Brussels will propose a large­scale refugee resettlement scheme early next year in a move that could see 200,000 migrants distributed across the bloc directly from camps in countries
such as Turkey, Jordan and Lebanon.

The European Commission plans to propose a “structural EU­wide resettlement scheme” in March as part of a host of reforms aimed at stemming the flow of people from Turkey and
nearby countries into the EU.

Massive resettlement is seen as part of a quid pro quo of any deal with Turkey, which the EU is hoping to persuade to play a bigger role in checking the flow of migrants to Europe.

Angela Merkel, Germany’s chancellor, met Recep Tayyip Erdogan, Turkey’s president, in Istanbul yesterday and promised her government would breathe new life into the country’s
stalled accession negotiations with the EU in exchange for its help on the migration issue.

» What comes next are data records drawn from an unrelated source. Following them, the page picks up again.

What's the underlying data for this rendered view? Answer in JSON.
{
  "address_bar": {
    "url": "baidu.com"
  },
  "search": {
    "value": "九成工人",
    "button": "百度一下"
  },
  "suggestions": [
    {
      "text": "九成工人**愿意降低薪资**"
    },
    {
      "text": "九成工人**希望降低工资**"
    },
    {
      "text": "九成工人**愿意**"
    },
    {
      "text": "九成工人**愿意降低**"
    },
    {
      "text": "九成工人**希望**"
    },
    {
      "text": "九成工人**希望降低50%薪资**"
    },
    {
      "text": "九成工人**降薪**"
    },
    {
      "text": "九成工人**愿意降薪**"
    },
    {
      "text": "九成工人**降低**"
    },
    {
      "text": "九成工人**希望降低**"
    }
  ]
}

“Germany is ready this year to open chapter 17, and fix benchmarks for 23 and 24,” Ms Merkel said at a press conference with Turkey’s prime minister Ahmet Davutoglu, referring to
three areas ­ or chapters ­ of EU law that make up the membership talks.

A candidate for EU membership since 1999, Turkey has opened only 14 out of 35 chapters since talks began in 2005. It has closed only one.

Ms Merkel, however, stopped short of endorsing a list of separate demands to which Turkey appears to have tied its support for the EU plan, including lifting visa restrictions for
Turkish nationals by next summer and a change in the EU’s stance on the 1915 massacres of Ottoman Armenians.

Last week, EU member states agreed a package of up to €3bn in aid for Turkey to cope with its 2.5m refugees, mostly from neighbouring Syria. Mr Erdogan has poured scorn on
Europe’s inability to cope with the influx. “They announce they’ll take in 30,000­40,000 refugees and then they are nominated for the Nobel for that,” the Turkish leader said on Friday.
“We are hosting 2.5m refugees but nobody cares.”

Officials will base the EU plan on recommendations from the United Nations High Commissioner for Refugees, which has called on the EU to resettle roughly 200,000 refugees directly
from countries outside the EU, such as Lebanon and Turkey, a tenfold increase from the 20,000 refugees agreed this summer.